Kapolres Indragiri Hilir AKBP Farouk Oktora mengatakan setelah api padam, pihaknya langsung melakukan olah tempat kejadian perkara (TKP) dan memasang garis polisi di lokasi kejadian.
“Lokasi kejadian telah dipasangi garis polisi setelah api berhasil dipadamkan sekitar pukul 05.41 WIB pagi tadi,” ungkapnya dikutip Sabtu (3/1/2026).
Kapolres menjelaskan, sejak Jumat malam sekitar pukul 19.00 WIB, pihak kepolisian telah berkoordinasi dengan PT TGI untuk melakukan penyekatan aliran gas dari dua arah, yakni dari arah Pekanbaru dan Jambi.
“Api berhasil dipadamkan setelah dilakukan penyekatan aliran gas dari arah Pekanbaru dan Jambi. Saat ini lokasi kami amankan untuk kepentingan olah TKP dan penyelidikan lebih lanjut,” ujarnya.
Terkait dampak korban, AKBP Farouk menyebutkan terdapat enam warga yang mengalami luka berat dan empat warga lainnya mengalami luka ringan akibat insiden tersebut. Seluruh korban saat ini masih menjalani perawatan medis.
Selain korban jiwa, kebakaran juga menyebabkan kerusakan pada sejumlah aset warga. Tercatat lima unit truk dan lima sepeda motor mengalami kerusakan, serta tiga bangunan warga yang berada di sekitar lokasi kejadian, yakni usaha tambal ban, tempat penampungan buah sawit, dan tempat cuci motor.
“Untuk masyarakat yang menjadi korban saat ini masih menjalani perawatan,” tambah Kapolres.
Pascakejadian, kepolisian bersama pemerintah daerah mendirikan posko di sekitar lokasi guna memudahkan koordinasi penanganan serta pemantauan situasi.
Dalam proses olah TKP, sejumlah personel Polda Riau dan Dinas Energi dan Sumber Daya Mineral (ESDM) Provinsi Riau turut dilibatkan.
“Hingga saat ini, penyebab pasti kebakaran masih kami dalami. Tim gabungan terus bekerja mengumpulkan keterangan saksi dan bukti di lapangan,” jelas AKBP Farouk.
Kapolres juga menjelaskan kronologi awal kejadian. Kebakaran pipa gas terjadi pada Jumat (1/1/2026) sekitar pukul 16.35 WIB di Dusun Nibul.
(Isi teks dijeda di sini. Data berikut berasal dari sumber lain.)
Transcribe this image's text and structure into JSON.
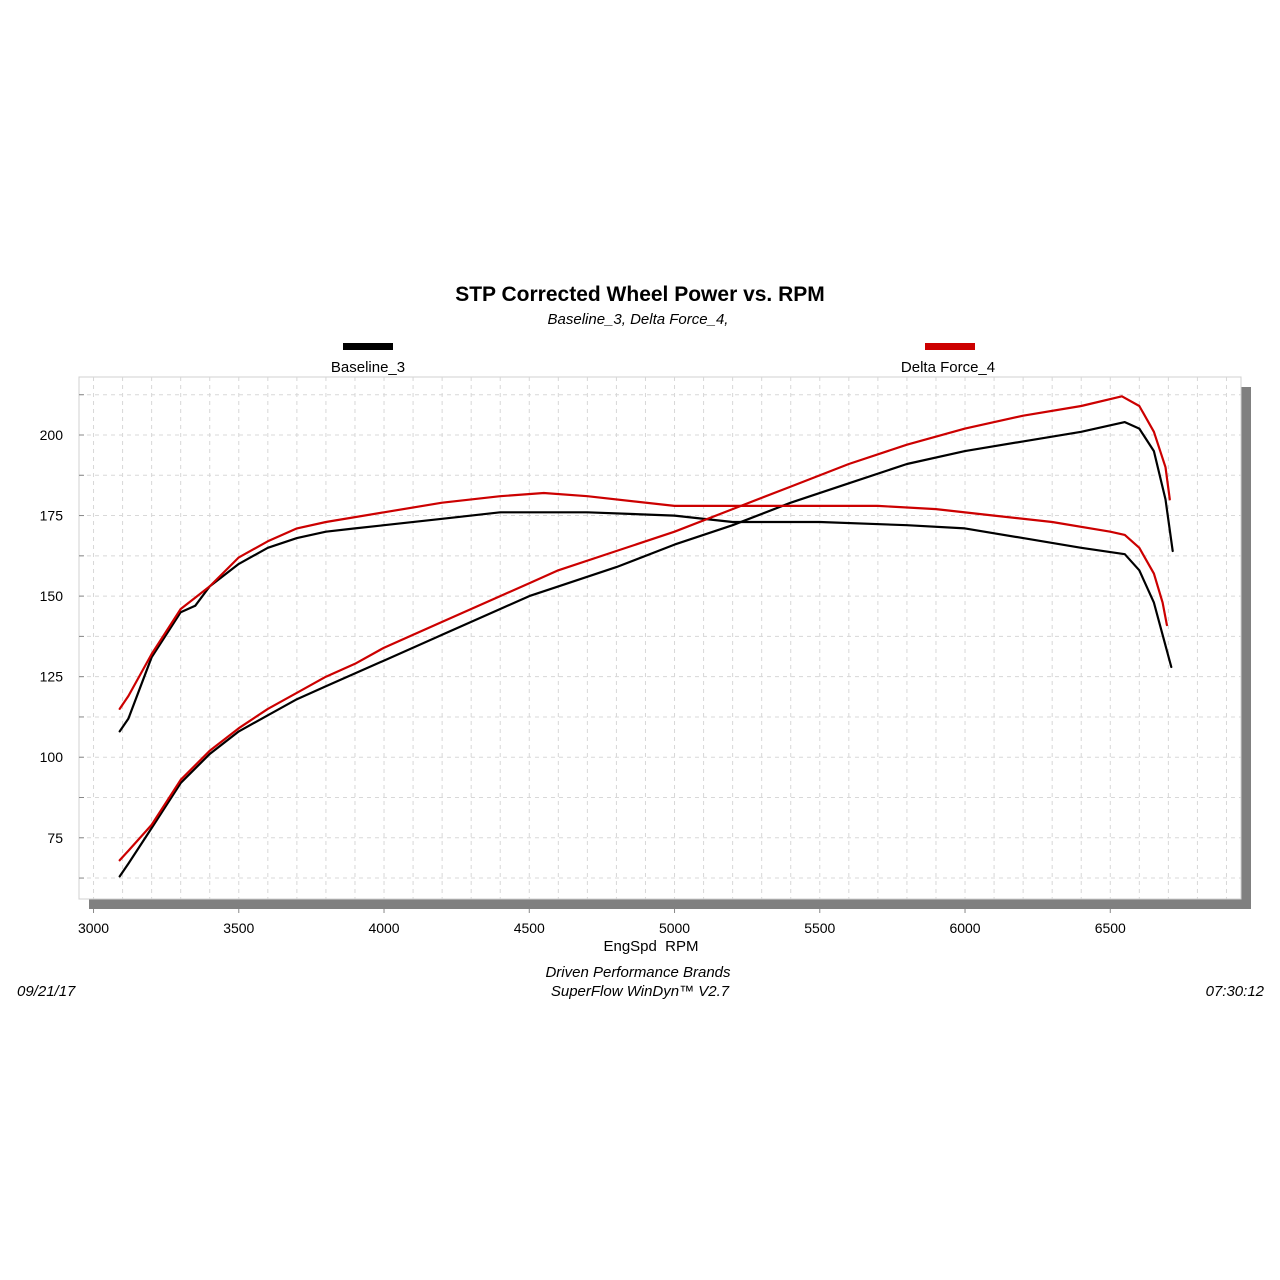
{
  "footer": {
    "date": "09/21/17",
    "time": "07:30:12",
    "company": "Driven Performance Brands",
    "software": "SuperFlow WinDyn™ V2.7"
  },
  "chart_data": {
    "type": "line",
    "title": "STP Corrected Wheel Power vs. RPM",
    "subtitle": "Baseline_3, Delta Force_4,",
    "xlabel": "EngSpd  RPM",
    "ylabel": "",
    "xlim": [
      2950,
      6950
    ],
    "ylim": [
      56,
      218
    ],
    "xticks": [
      3000,
      3500,
      4000,
      4500,
      5000,
      5500,
      6000,
      6500
    ],
    "yticks": [
      75,
      100,
      125,
      150,
      175,
      200
    ],
    "grid": true,
    "legend_placement": "top",
    "colors": {
      "baseline": "#000000",
      "delta": "#cc0000",
      "shadow": "#808080",
      "grid": "#d8d8d8"
    },
    "series": [
      {
        "name": "Baseline_3",
        "curve": "torque",
        "color": "#000000",
        "points": [
          [
            3090,
            108
          ],
          [
            3120,
            112
          ],
          [
            3200,
            131
          ],
          [
            3300,
            145
          ],
          [
            3350,
            147
          ],
          [
            3400,
            153
          ],
          [
            3500,
            160
          ],
          [
            3600,
            165
          ],
          [
            3700,
            168
          ],
          [
            3800,
            170
          ],
          [
            3900,
            171
          ],
          [
            4000,
            172
          ],
          [
            4200,
            174
          ],
          [
            4400,
            176
          ],
          [
            4500,
            176
          ],
          [
            4700,
            176
          ],
          [
            5000,
            175
          ],
          [
            5200,
            173
          ],
          [
            5500,
            173
          ],
          [
            5800,
            172
          ],
          [
            6000,
            171
          ],
          [
            6200,
            168
          ],
          [
            6400,
            165
          ],
          [
            6550,
            163
          ],
          [
            6600,
            158
          ],
          [
            6650,
            148
          ],
          [
            6680,
            138
          ],
          [
            6710,
            128
          ]
        ]
      },
      {
        "name": "Baseline_3",
        "curve": "power",
        "color": "#000000",
        "points": [
          [
            3090,
            63
          ],
          [
            3120,
            67
          ],
          [
            3200,
            78
          ],
          [
            3300,
            92
          ],
          [
            3400,
            101
          ],
          [
            3500,
            108
          ],
          [
            3600,
            113
          ],
          [
            3700,
            118
          ],
          [
            3800,
            122
          ],
          [
            3900,
            126
          ],
          [
            4000,
            130
          ],
          [
            4200,
            138
          ],
          [
            4400,
            146
          ],
          [
            4500,
            150
          ],
          [
            4600,
            153
          ],
          [
            4800,
            159
          ],
          [
            5000,
            166
          ],
          [
            5200,
            172
          ],
          [
            5400,
            179
          ],
          [
            5600,
            185
          ],
          [
            5800,
            191
          ],
          [
            6000,
            195
          ],
          [
            6200,
            198
          ],
          [
            6400,
            201
          ],
          [
            6550,
            204
          ],
          [
            6600,
            202
          ],
          [
            6650,
            195
          ],
          [
            6690,
            180
          ],
          [
            6715,
            164
          ]
        ]
      },
      {
        "name": "Delta Force_4",
        "curve": "torque",
        "color": "#cc0000",
        "points": [
          [
            3090,
            115
          ],
          [
            3120,
            119
          ],
          [
            3200,
            132
          ],
          [
            3300,
            146
          ],
          [
            3400,
            153
          ],
          [
            3500,
            162
          ],
          [
            3600,
            167
          ],
          [
            3700,
            171
          ],
          [
            3800,
            173
          ],
          [
            4000,
            176
          ],
          [
            4200,
            179
          ],
          [
            4400,
            181
          ],
          [
            4550,
            182
          ],
          [
            4700,
            181
          ],
          [
            5000,
            178
          ],
          [
            5300,
            178
          ],
          [
            5500,
            178
          ],
          [
            5700,
            178
          ],
          [
            5900,
            177
          ],
          [
            6100,
            175
          ],
          [
            6300,
            173
          ],
          [
            6500,
            170
          ],
          [
            6550,
            169
          ],
          [
            6600,
            165
          ],
          [
            6650,
            157
          ],
          [
            6680,
            148
          ],
          [
            6695,
            141
          ]
        ]
      },
      {
        "name": "Delta Force_4",
        "curve": "power",
        "color": "#cc0000",
        "points": [
          [
            3090,
            68
          ],
          [
            3120,
            71
          ],
          [
            3200,
            79
          ],
          [
            3300,
            93
          ],
          [
            3400,
            102
          ],
          [
            3500,
            109
          ],
          [
            3600,
            115
          ],
          [
            3700,
            120
          ],
          [
            3800,
            125
          ],
          [
            3900,
            129
          ],
          [
            4000,
            134
          ],
          [
            4200,
            142
          ],
          [
            4400,
            150
          ],
          [
            4500,
            154
          ],
          [
            4600,
            158
          ],
          [
            4800,
            164
          ],
          [
            5000,
            170
          ],
          [
            5200,
            177
          ],
          [
            5400,
            184
          ],
          [
            5600,
            191
          ],
          [
            5800,
            197
          ],
          [
            6000,
            202
          ],
          [
            6200,
            206
          ],
          [
            6400,
            209
          ],
          [
            6540,
            212
          ],
          [
            6600,
            209
          ],
          [
            6650,
            201
          ],
          [
            6690,
            190
          ],
          [
            6705,
            180
          ]
        ]
      }
    ]
  }
}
Sebelumnya, warga mendengar suara ledakan keras sekitar pukul 16.00 WIB yang diduga berasal dari kebocoran pipa gas, sebelum api menyembur dengan ketinggian mencapai sekitar 15 meter.
“Lokasi kejadian berada di jalur Lintas Timur yang menghubungkan Pekanbaru dan Jambi. Demi keselamatan, arus lalu lintas di jalur tersebut sempat dihentikan sementara hingga kondisi dinyatakan aman,” pungkasnya.